Havila is set to retrofit its supply vessel Havila Tampen with a pair of Ulstein Aquamaster Azipull azimuth thrusters for main propulsion, replacing conventional azimuth thrusters. The Azipull azimuth thruster from Rolls-Royce uses a pulling propeller ahead of the streamlined leg and lower gear house, and a simple gear drive transmission. The units for Havila will be the largest built to date: type AZP120 designed for inputs up to 3,000 kW, but in this case each transmitting 2,500 kW.
"We have chosen to pioneer this new propulsor in offshore service because we believe that it will give us significant fuel savings
— in the region of seven to eight percent compared with traditional thrusters — through its improved hydrodynamic design, with a minimum of noise and vibration," said Robert Welsvik, managing director of Havila.
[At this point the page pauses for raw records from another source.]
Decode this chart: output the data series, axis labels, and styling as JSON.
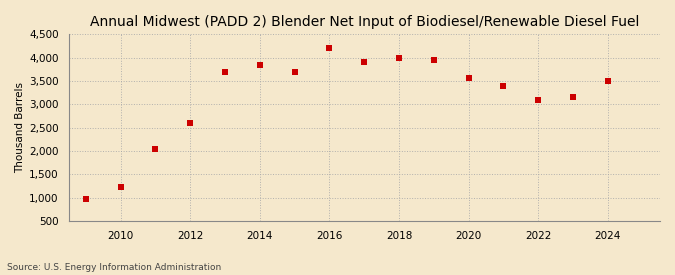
{
  "title": "Annual Midwest (PADD 2) Blender Net Input of Biodiesel/Renewable Diesel Fuel",
  "ylabel": "Thousand Barrels",
  "source": "Source: U.S. Energy Information Administration",
  "years": [
    2009,
    2010,
    2011,
    2012,
    2013,
    2014,
    2015,
    2016,
    2017,
    2018,
    2019,
    2020,
    2021,
    2022,
    2023,
    2024
  ],
  "values": [
    980,
    1220,
    2050,
    2600,
    3700,
    3850,
    3700,
    4200,
    3900,
    4000,
    3950,
    3560,
    3390,
    3100,
    3150,
    3510
  ],
  "marker_color": "#CC0000",
  "marker_size": 22,
  "background_color": "#F5E8CC",
  "plot_bg_color": "#F5E8CC",
  "grid_color": "#AAAAAA",
  "ylim": [
    500,
    4500
  ],
  "yticks": [
    500,
    1000,
    1500,
    2000,
    2500,
    3000,
    3500,
    4000,
    4500
  ],
  "xlim": [
    2008.5,
    2025.5
  ],
  "xticks": [
    2010,
    2012,
    2014,
    2016,
    2018,
    2020,
    2022,
    2024
  ],
  "title_fontsize": 10,
  "label_fontsize": 7.5,
  "tick_fontsize": 7.5,
  "source_fontsize": 6.5
}
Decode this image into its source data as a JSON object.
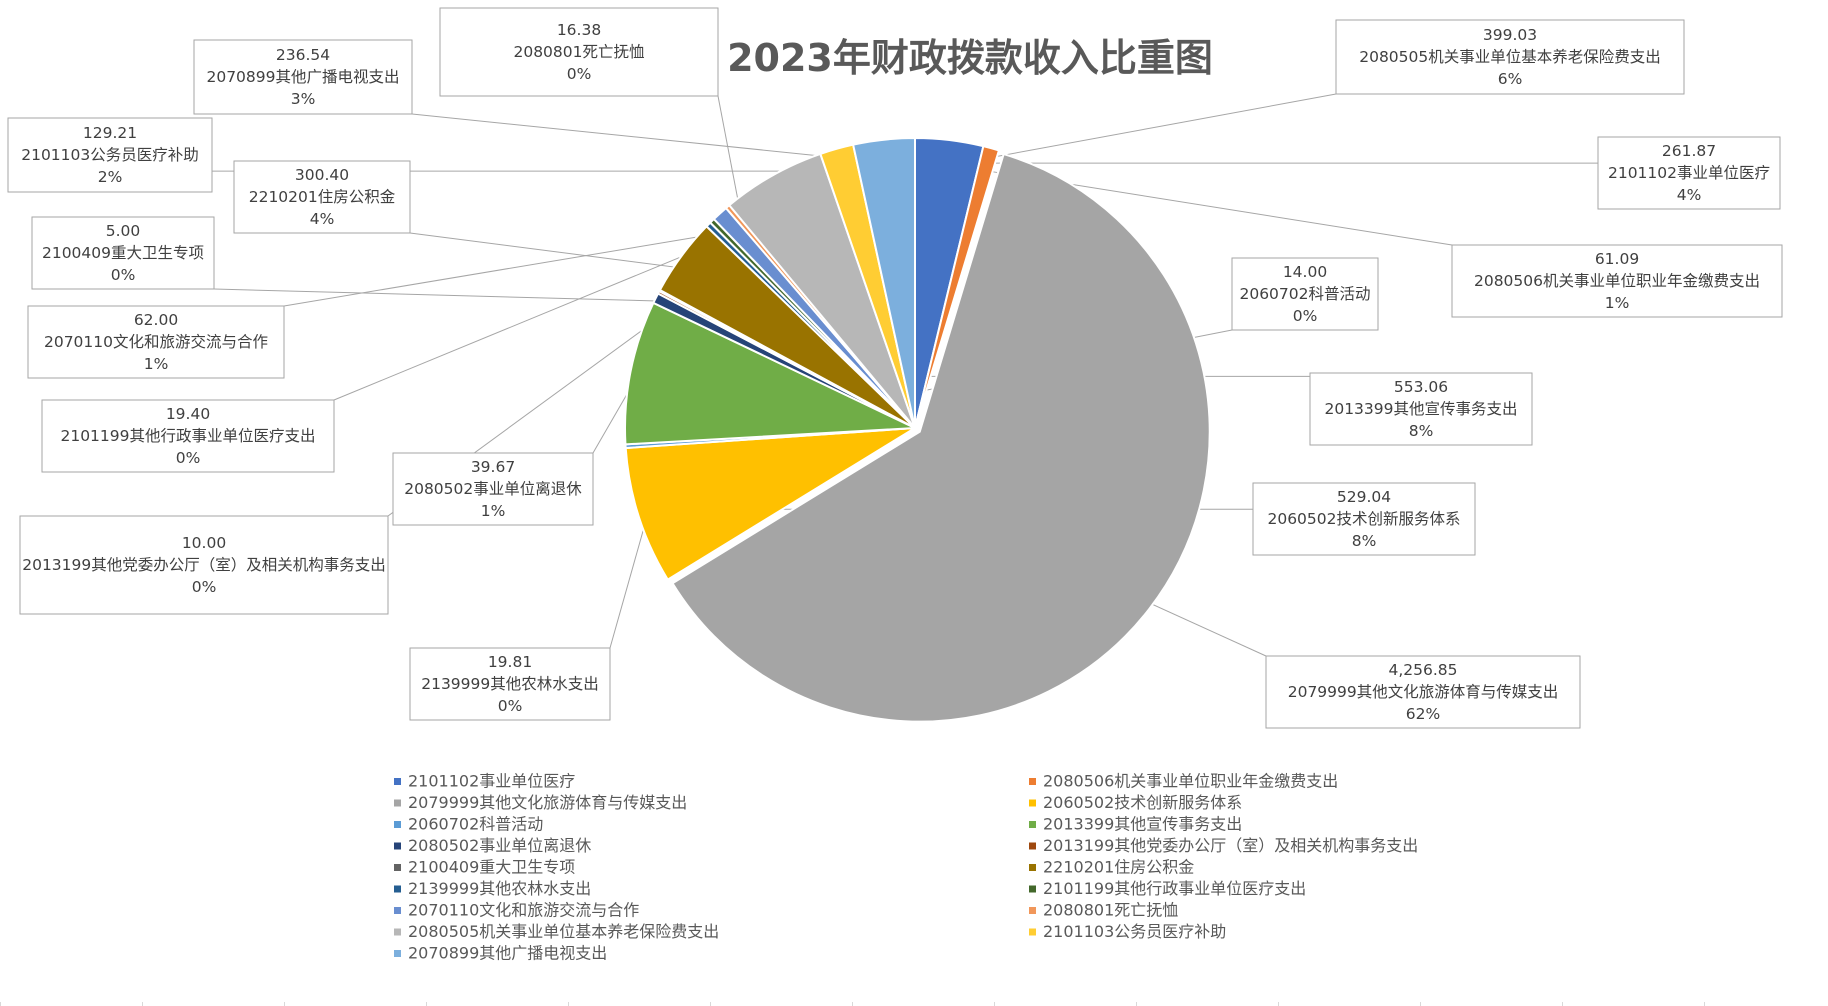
{
  "chart_data": {
    "type": "pie",
    "title": "2023年财政拨款收入比重图",
    "legend_position": "bottom",
    "slices": [
      {
        "name": "2101102事业单位医疗",
        "value": 261.87,
        "value_label": "261.87",
        "percent_label": "4%",
        "color": "#4472C4"
      },
      {
        "name": "2080506机关事业单位职业年金缴费支出",
        "value": 61.09,
        "value_label": "61.09",
        "percent_label": "1%",
        "color": "#ED7D31"
      },
      {
        "name": "2079999其他文化旅游体育与传媒支出",
        "value": 4256.85,
        "value_label": "4,256.85",
        "percent_label": "62%",
        "color": "#A5A5A5"
      },
      {
        "name": "2060502技术创新服务体系",
        "value": 529.04,
        "value_label": "529.04",
        "percent_label": "8%",
        "color": "#FFC000"
      },
      {
        "name": "2060702科普活动",
        "value": 14.0,
        "value_label": "14.00",
        "percent_label": "0%",
        "color": "#5B9BD5"
      },
      {
        "name": "2013399其他宣传事务支出",
        "value": 553.06,
        "value_label": "553.06",
        "percent_label": "8%",
        "color": "#70AD47"
      },
      {
        "name": "2080502事业单位离退休",
        "value": 39.67,
        "value_label": "39.67",
        "percent_label": "1%",
        "color": "#264478"
      },
      {
        "name": "2013199其他党委办公厅（室）及相关机构事务支出",
        "value": 10.0,
        "value_label": "10.00",
        "percent_label": "0%",
        "color": "#9E480E"
      },
      {
        "name": "2100409重大卫生专项",
        "value": 5.0,
        "value_label": "5.00",
        "percent_label": "0%",
        "color": "#636363"
      },
      {
        "name": "2210201住房公积金",
        "value": 300.4,
        "value_label": "300.40",
        "percent_label": "4%",
        "color": "#997300"
      },
      {
        "name": "2139999其他农林水支出",
        "value": 19.81,
        "value_label": "19.81",
        "percent_label": "0%",
        "color": "#255E91"
      },
      {
        "name": "2101199其他行政事业单位医疗支出",
        "value": 19.4,
        "value_label": "19.40",
        "percent_label": "0%",
        "color": "#43682B"
      },
      {
        "name": "2070110文化和旅游交流与合作",
        "value": 62.0,
        "value_label": "62.00",
        "percent_label": "1%",
        "color": "#698ED0"
      },
      {
        "name": "2080801死亡抚恤",
        "value": 16.38,
        "value_label": "16.38",
        "percent_label": "0%",
        "color": "#F1975A"
      },
      {
        "name": "2080505机关事业单位基本养老保险费支出",
        "value": 399.03,
        "value_label": "399.03",
        "percent_label": "6%",
        "color": "#B7B7B7"
      },
      {
        "name": "2101103公务员医疗补助",
        "value": 129.21,
        "value_label": "129.21",
        "percent_label": "2%",
        "color": "#FFCD33"
      },
      {
        "name": "2070899其他广播电视支出",
        "value": 236.54,
        "value_label": "236.54",
        "percent_label": "3%",
        "color": "#7CAFDD"
      }
    ]
  }
}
Havila Tampen is a UT-Design type UT745E boat that was delivered by Kleven Verft in September 2002. The vessel uses diesel-electric propulsion and the two Azipull units under the stern will be powered by electric motors in the hull. Conventional thrusters from Rolls-Royce were installed to get Havila Tampen into service. However, the owner had decided in principle to change to Azipull units as soon as these were released for offshore service, and this has now been confirmed. The changeover is designed to be quite simple. The existing propulsion motors and the input gear units in the hull can remain in place, and only the outboard parts of the main thrusters need to be exchanged.
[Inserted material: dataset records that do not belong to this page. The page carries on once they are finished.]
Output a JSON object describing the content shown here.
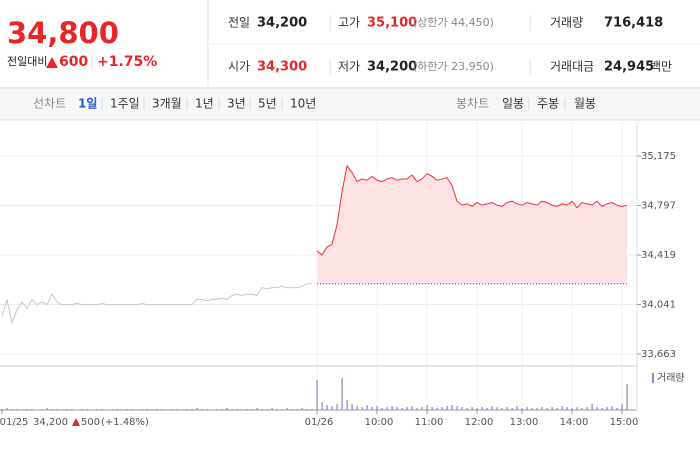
{
  "header": {
    "price": "34,800",
    "change_label": "전일대비",
    "change": "600",
    "change_pct": "+1.75%"
  },
  "stats": [
    {
      "label": "전일",
      "value": "34,200"
    },
    {
      "label": "고가",
      "value": "35,100",
      "note": "(상한가 44,450)"
    },
    {
      "label": "거래량",
      "value": "716,418"
    },
    {
      "label": "시가",
      "value": "34,300"
    },
    {
      "label": "저가",
      "value": "34,200",
      "note": "(하한가 23,950)"
    },
    {
      "label": "거래대금",
      "value": "24,945",
      "unit": "백만"
    }
  ],
  "tabs": {
    "line_label": "선차트",
    "line_tabs": [
      "1일",
      "1주일",
      "3개월",
      "1년",
      "3년",
      "5년",
      "10년"
    ],
    "candle_label": "봉차트",
    "candle_tabs": [
      "일봉",
      "주봉",
      "월봉"
    ]
  },
  "chart_data": {
    "type": "line",
    "categories": [
      "01/25",
      null,
      null,
      null,
      null,
      null,
      null,
      null,
      null,
      null,
      null,
      null,
      null,
      null,
      null,
      null,
      null,
      null,
      null,
      null,
      null,
      null,
      null,
      null,
      null,
      null,
      null,
      null,
      null,
      null,
      null,
      null,
      null,
      null,
      null,
      null,
      null,
      null,
      null,
      null,
      null,
      null,
      null,
      null,
      null,
      null,
      null,
      null,
      null,
      null,
      null,
      null,
      null,
      null,
      null,
      null,
      null,
      null,
      null,
      null,
      null,
      null,
      null,
      "01/26",
      null,
      null,
      null,
      null,
      null,
      null,
      null,
      null,
      null,
      null,
      null,
      "10:00",
      null,
      null,
      null,
      null,
      null,
      null,
      null,
      null,
      null,
      "11:00",
      null,
      null,
      null,
      null,
      null,
      null,
      null,
      null,
      null,
      "12:00",
      null,
      null,
      null,
      null,
      null,
      null,
      null,
      null,
      "13:00",
      null,
      null,
      null,
      null,
      null,
      null,
      null,
      null,
      null,
      "14:00",
      null,
      null,
      null,
      null,
      null,
      null,
      null,
      null,
      null,
      "15:00",
      null,
      null,
      null
    ],
    "series": [
      {
        "color": "#c8c8c8",
        "values": [
          33950,
          34080,
          33900,
          34000,
          34060,
          34010,
          34080,
          34040,
          34060,
          34040,
          34120,
          34060,
          34040,
          34040,
          34040,
          34050,
          34040,
          34040,
          34040,
          34040,
          34050,
          34040,
          34040,
          34040,
          34040,
          34040,
          34040,
          34040,
          34050,
          34040,
          34040,
          34040,
          34040,
          34040,
          34040,
          34040,
          34040,
          34040,
          34040,
          34080,
          34080,
          34070,
          34080,
          34080,
          34090,
          34080,
          34110,
          34120,
          34110,
          34120,
          34120,
          34110,
          34170,
          34160,
          34170,
          34170,
          34180,
          34170,
          34170,
          34170,
          34180,
          34200,
          34200,
          null,
          null,
          null,
          null,
          null,
          null,
          null,
          null,
          null,
          null,
          null,
          null,
          null,
          null,
          null,
          null,
          null,
          null,
          null,
          null,
          null,
          null,
          null,
          null,
          null,
          null,
          null,
          null,
          null,
          null,
          null,
          null,
          null,
          null,
          null,
          null,
          null,
          null,
          null,
          null,
          null,
          null,
          null,
          null,
          null,
          null,
          null,
          null,
          null,
          null,
          null,
          null,
          null,
          null,
          null,
          null,
          null,
          null,
          null,
          null,
          null,
          null,
          null,
          null,
          null
        ]
      },
      {
        "color": "#ee3333",
        "fill": "#fde3e3",
        "values": [
          null,
          null,
          null,
          null,
          null,
          null,
          null,
          null,
          null,
          null,
          null,
          null,
          null,
          null,
          null,
          null,
          null,
          null,
          null,
          null,
          null,
          null,
          null,
          null,
          null,
          null,
          null,
          null,
          null,
          null,
          null,
          null,
          null,
          null,
          null,
          null,
          null,
          null,
          null,
          null,
          null,
          null,
          null,
          null,
          null,
          null,
          null,
          null,
          null,
          null,
          null,
          null,
          null,
          null,
          null,
          null,
          null,
          null,
          null,
          null,
          null,
          null,
          null,
          34450,
          34420,
          34480,
          34500,
          34650,
          34900,
          35100,
          35050,
          34980,
          35000,
          34990,
          35020,
          34990,
          34980,
          35000,
          35010,
          34990,
          35000,
          35000,
          35030,
          34980,
          35000,
          35040,
          35020,
          34990,
          35000,
          35010,
          34950,
          34830,
          34800,
          34810,
          34790,
          34820,
          34800,
          34810,
          34820,
          34800,
          34790,
          34820,
          34830,
          34810,
          34800,
          34820,
          34810,
          34800,
          34830,
          34820,
          34800,
          34790,
          34810,
          34800,
          34830,
          34780,
          34820,
          34810,
          34800,
          34830,
          34790,
          34810,
          34820,
          34800,
          34790,
          34800,
          null,
          null
        ]
      },
      {
        "name": "거래량",
        "type": "bar",
        "axis": "y2",
        "color": "#8c82cf",
        "values": [
          1,
          2,
          1,
          1,
          0,
          1,
          1,
          0,
          1,
          2,
          1,
          1,
          0,
          1,
          1,
          0,
          1,
          1,
          0,
          1,
          1,
          0,
          1,
          1,
          0,
          1,
          1,
          0,
          1,
          1,
          0,
          1,
          1,
          0,
          1,
          1,
          0,
          1,
          1,
          2,
          1,
          1,
          0,
          1,
          1,
          2,
          1,
          1,
          0,
          1,
          1,
          2,
          1,
          1,
          2,
          1,
          1,
          2,
          1,
          1,
          2,
          1,
          1,
          30,
          8,
          5,
          4,
          6,
          32,
          10,
          6,
          4,
          3,
          5,
          3,
          4,
          2,
          3,
          4,
          3,
          2,
          3,
          4,
          2,
          3,
          5,
          3,
          2,
          3,
          4,
          5,
          4,
          3,
          2,
          3,
          2,
          3,
          2,
          4,
          3,
          2,
          3,
          2,
          4,
          2,
          3,
          2,
          2,
          3,
          2,
          3,
          2,
          4,
          3,
          2,
          3,
          2,
          3,
          6,
          3,
          2,
          3,
          4,
          2,
          6,
          26,
          null,
          null
        ]
      }
    ],
    "ylim": [
      33579,
      35435
    ],
    "yticks": [
      {
        "value": 33663,
        "label": "33,663"
      },
      {
        "value": 34041,
        "label": "34,041"
      },
      {
        "value": 34419,
        "label": "34,419"
      },
      {
        "value": 34797,
        "label": "34,797"
      },
      {
        "value": 35175,
        "label": "35,175"
      }
    ],
    "y2lim": [
      0,
      40
    ],
    "baseline": 34200,
    "grid": true,
    "annotation": {
      "value": "34,200",
      "change": "500",
      "change_pct": "(+1.48%)"
    }
  }
}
The first Ulstein Aquamaster Azipull thrusters to enter service will
be four AZP085 units propelling the first innovative new Fjellstrand FerryCat catamaran double-ended ferry, now under construction, which is scheduled to start operating on a route in the Stavanger region of Norway this summer. The thrusters have been shipped, and Rolls-Royce has orders for another two shipsets (eight units) for two more FerryCats to be built for operation in Turkish waters.